Maryam se fait aborder par un homme d’une quarantaine d’années : « est-ce que c’est vraiment un TX-800, de Fahrrad-manufaktur ? C’est le vélo dont je rêve ! ». Toute fière, elle répond à ses questions pour lui confirmer la qualité de sa bicyclette. Elle s’aperçoit plus tard que le système hydraulique de son frein arrière a urgemment besoin d’une purge. N’ayant pas le matériel pour cet entretien, on part alors en quête d’un réparateur de vélo. Le premier magasin n’a pas le temps de faire la réparation dans la journée, le deuxième a définitivement baissé le rideau et le troisième est fermé pour l’inventaire annuel. En expliquant notre situation, les employés de ce dernier acceptent finalement de faire la réparation dans la journée. On laisse nos vélos, et on part une nouvelle fois explorer la ville. On achète des bureks que l’on déguste au milieu des chats présents en masse dans les vieux quartiers. En attendant que la réparation soit faite, on visite le musée de la guerre et du génocide, particulièrement glaçant.

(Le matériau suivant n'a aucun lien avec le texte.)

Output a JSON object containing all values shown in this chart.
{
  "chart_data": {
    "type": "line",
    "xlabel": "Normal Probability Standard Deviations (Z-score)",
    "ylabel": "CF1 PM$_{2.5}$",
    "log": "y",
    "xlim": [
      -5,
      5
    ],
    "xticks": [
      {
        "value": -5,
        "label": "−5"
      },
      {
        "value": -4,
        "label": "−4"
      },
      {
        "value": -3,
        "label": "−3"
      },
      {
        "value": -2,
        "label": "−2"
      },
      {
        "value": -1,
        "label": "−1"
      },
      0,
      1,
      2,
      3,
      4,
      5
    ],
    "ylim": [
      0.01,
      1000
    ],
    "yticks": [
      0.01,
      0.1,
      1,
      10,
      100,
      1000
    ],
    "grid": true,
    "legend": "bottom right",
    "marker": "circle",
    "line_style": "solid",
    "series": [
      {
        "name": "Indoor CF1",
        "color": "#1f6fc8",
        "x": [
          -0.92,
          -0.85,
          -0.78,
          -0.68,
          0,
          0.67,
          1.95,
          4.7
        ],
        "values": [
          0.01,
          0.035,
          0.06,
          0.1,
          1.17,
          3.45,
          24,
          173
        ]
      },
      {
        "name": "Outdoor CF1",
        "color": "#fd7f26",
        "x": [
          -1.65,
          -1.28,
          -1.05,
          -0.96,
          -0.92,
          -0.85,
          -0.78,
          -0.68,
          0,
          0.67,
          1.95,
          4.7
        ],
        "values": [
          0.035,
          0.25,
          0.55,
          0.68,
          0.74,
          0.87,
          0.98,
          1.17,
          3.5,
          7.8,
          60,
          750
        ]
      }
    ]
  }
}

Une fois nos vélos récupérés, et la réparation payée à un prix imbattable, on quitte Mostar pour aller dormir dans une petite cabane de pêcheurs, sur une presqu’île au milieu de la Neretva. Dans la soirée, on commence un documentaire de la BBC, qui explique pendant 5 heures l’histoire de la dislocation de la Yougoslavie. Le documentaire date de 1995 : ce sont donc les différents protagonistes qui témoignent, racontant les diverses discussions ayant menés aux crimes de guerre qu’ils ont ensuite perpétrés. C’est inhabituel, mais très intéressant et cela a agrémentées soirées pendant plusieurs jours.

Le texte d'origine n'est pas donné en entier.